Monday, January 9, 2012

How to Aid Your Child's Development of Writing Skills: The Often Forgotten Half of the Literacy Equation

Literacy by definition is the ability to read and write. 

There is a lot of information regarding the importance of reading aloud to young children.  While parents are constantly bombarded with information on how to get their child to become a better reader, or how to get their child to love to read, or how to read aloud to their child, there seems to be much less information on how parents can foster the development of writing skills in their child.

And, writing is the other half of the literacy equation.  I think Pam Allyn (2011), Executive Director and founder of LitWorld, describes the relationship between reading and writing best in her book titled Your Child's Writing Life: How to Inspire Confidence, Creativity, and Skill at Every Age,

"Reading and writing are inextricably connected in ways that current research in education is showing to be more remarkable than we've ever understood before.  It is a constant circle and we are too often missing half of it. A child who reads regularly is a better writer. A child who writes regularly is a better reader. While reading, a child is ingesting words, and by writing he is practicing with them. Reading is like breathing in, writing is like breathing out."
(pg 9)

Much like the journey of learning to read that can and should begin at a very young age, the development of writing skills can and should begin with babies and toddlers, too.

Yes, you can begin to raise a reader and a writer from birth.

Here are few ways to help your child develop readiness skills in writing.  Some of these suggestions are things that may come naturally, such as play, but others may take a little time and effort on your part.  But, I encourage you to start today!

1) give your child the gift of play time.

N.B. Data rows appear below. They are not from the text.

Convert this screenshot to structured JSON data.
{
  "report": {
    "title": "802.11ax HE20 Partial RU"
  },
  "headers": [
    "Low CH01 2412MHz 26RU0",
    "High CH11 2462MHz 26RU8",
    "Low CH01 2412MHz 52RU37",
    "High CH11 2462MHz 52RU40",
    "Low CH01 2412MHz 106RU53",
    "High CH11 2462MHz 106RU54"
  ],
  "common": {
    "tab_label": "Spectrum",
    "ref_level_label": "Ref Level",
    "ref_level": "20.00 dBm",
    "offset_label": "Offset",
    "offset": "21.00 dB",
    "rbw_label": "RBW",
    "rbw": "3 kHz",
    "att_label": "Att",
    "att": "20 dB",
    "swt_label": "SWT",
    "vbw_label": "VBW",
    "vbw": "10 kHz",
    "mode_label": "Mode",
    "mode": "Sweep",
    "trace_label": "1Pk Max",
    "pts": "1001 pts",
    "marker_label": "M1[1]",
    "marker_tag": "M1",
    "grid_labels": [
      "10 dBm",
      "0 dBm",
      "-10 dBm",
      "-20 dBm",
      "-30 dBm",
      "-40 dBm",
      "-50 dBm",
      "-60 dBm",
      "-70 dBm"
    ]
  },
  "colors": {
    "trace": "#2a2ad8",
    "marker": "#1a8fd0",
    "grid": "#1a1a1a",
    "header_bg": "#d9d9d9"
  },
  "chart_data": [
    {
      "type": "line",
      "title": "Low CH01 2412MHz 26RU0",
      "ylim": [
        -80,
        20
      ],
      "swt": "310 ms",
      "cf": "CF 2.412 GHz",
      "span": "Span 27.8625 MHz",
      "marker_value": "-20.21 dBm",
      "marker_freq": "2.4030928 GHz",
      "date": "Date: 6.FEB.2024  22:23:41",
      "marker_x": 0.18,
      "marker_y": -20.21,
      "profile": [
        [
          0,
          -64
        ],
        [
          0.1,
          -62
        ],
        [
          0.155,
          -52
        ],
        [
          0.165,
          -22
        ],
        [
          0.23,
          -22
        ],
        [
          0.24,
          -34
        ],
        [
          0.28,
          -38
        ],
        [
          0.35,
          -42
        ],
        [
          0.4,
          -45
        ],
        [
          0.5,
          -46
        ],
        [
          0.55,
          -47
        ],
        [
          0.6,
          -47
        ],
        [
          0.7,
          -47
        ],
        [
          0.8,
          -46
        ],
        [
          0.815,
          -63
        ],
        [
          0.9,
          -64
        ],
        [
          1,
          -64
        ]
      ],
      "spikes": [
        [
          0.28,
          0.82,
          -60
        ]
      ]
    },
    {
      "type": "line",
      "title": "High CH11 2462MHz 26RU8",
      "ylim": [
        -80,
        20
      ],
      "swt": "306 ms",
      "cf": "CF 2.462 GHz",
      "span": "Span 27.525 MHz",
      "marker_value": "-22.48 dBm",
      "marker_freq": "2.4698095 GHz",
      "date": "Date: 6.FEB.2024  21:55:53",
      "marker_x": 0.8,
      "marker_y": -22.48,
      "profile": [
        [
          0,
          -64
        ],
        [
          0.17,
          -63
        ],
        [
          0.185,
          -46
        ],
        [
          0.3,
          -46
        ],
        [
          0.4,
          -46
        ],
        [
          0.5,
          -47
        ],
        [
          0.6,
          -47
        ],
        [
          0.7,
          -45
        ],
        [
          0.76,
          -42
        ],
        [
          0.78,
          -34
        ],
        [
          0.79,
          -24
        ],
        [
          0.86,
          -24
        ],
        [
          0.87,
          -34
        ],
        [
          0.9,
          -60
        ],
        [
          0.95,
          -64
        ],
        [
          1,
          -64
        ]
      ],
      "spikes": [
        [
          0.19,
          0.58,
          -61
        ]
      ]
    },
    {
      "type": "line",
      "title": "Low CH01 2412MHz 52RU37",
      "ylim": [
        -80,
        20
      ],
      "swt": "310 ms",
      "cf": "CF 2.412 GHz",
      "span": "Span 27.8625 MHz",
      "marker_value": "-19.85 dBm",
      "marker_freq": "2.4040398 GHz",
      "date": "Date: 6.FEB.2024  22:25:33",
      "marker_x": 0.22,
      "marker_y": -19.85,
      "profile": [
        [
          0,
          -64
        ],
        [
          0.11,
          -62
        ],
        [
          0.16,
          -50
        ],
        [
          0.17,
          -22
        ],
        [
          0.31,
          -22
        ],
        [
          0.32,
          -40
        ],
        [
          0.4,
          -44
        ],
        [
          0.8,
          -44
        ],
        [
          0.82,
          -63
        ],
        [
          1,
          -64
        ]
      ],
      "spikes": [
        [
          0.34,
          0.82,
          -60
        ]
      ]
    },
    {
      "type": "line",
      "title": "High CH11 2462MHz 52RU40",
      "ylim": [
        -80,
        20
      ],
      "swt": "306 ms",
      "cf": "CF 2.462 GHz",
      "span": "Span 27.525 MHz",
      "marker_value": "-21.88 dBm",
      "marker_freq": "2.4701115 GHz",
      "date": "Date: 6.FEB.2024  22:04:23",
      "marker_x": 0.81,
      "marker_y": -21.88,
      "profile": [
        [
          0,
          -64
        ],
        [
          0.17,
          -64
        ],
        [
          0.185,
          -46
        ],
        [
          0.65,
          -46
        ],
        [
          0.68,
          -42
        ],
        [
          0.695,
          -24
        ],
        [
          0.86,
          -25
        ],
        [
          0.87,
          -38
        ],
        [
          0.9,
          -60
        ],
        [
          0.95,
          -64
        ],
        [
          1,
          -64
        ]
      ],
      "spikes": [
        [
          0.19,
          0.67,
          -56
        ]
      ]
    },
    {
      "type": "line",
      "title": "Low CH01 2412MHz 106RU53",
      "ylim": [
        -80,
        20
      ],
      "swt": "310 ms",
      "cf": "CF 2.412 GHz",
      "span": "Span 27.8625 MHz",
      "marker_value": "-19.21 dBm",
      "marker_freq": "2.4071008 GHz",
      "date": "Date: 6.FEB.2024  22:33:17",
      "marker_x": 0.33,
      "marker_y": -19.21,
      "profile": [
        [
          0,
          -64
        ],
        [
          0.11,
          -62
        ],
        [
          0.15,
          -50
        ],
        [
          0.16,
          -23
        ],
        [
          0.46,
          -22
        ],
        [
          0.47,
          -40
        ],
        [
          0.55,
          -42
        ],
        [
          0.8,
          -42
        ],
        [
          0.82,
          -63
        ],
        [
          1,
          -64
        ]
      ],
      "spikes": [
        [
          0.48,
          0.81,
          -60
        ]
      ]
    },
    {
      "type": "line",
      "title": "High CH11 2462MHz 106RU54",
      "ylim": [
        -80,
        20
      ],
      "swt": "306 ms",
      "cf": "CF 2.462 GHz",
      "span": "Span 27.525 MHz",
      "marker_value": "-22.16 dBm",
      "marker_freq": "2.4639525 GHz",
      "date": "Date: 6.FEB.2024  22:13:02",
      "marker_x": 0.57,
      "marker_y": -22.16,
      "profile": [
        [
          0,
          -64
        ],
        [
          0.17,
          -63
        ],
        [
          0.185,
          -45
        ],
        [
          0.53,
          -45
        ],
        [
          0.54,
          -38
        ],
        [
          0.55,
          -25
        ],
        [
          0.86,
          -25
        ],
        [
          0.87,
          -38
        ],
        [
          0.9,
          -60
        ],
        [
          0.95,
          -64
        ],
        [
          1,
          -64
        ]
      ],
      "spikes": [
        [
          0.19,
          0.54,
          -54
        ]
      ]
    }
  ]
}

Play (both solitary or group play, and guided play) is a fabulous skill builder.  In fact, it not only helps your child to gain reading skills, social skills, motor skills, and listening skills, but it even helps to foster the development of writing skills.  How?  According to Allyn (2011), play helps children learn narrative, time, and setting - three important elements of writing.

2) be a model writer.

It's not a secret that children learn through observation.  In fact, famed psychologist Albert Bandura proposed social learning theory decades and decades ago.  Parents who want their children to read more, should model good reading behaviors.  The same goes for writing.

Write out your grocery list.  Carry a notebook and jot down ideas as they come to you.  Take the time to write thank you notes to friends and family.  Keep a journal.

My notebook that travels with me in every room of our house;
as you can see, a little baby bookworm wanted to write in it too!

Daddy's notebook that he keeps next to the bed - just in case inspiration strikes

3) live and breathe words.

Have you ever walked into a daycare or preschool classroom and noticed labels on everything?  They aren't there because a teacher went a little nutty one day.  They are there to help children learn the value of print. Try doing the same thing at home.  And, if you don't want labels all over your house, Allyn  (2011)has two clever and creative solutions to try.  She suggests cutting out words and framing them, or creating a box where newly learned words are placed.  Simple and yet genius.  And don't forget, reading is one great way to help your child learn new vocabulary

You can even incorporate writing and words into your play time.  It's as easy as setting out a marker or crayon, and a piece of paper.  The play kitchen you have can then become a restaurant - you become the diner and your child the waiter who writes down your order. 

4) make writing special.

Do you have a reading nook in your house?  Do you read bedtime stories or stories at some other time of the day? 

What about a space and materials for writing? What about a time that you and your child write together?  What do you do with all of your child's drawings and "stories"?

Don't forget your child needs a special place to read and to write.  It also makes writing seem more special if you have a  place and method for keeping or displaying those stories your child worked so hard to create!

Our space for reading and writing
Our folder for art work, projects, and stories

5) provide a writing scaffold.

This tip is especially true for young children since their "writing" begins as scribbles and drawings.  You can't exactly hand a baby a crayon and say "Go to it! Write me a story!" 

Try drawing a picture together and then asking your child, "What did we draw?" Label the people and objects in your drawing.  Write down exactly what your child says about the picture.  Encourage him or her to tell a story about the picture, and model how to do so.

Books can also provide a great starting point for a writing activity, and provide a little motivation, too.  Try reading Harold and the Purple Crayon together.  Invite your child to be like Harold and draw with a purple crayon.

My Crayons Talk is another book that could easily be the beginning of a fun writing project.

So now you know how to help your child's writing skills, but what exactly does does writing "look" like with babies and toddlers?

More on this later in the week!


  1. One of the things I have done is to keep post its and small notebooks in my purse for the kids to write in. It is amazing how inspiring posts its are!

  2. That's a great idea! Thanks for sharing!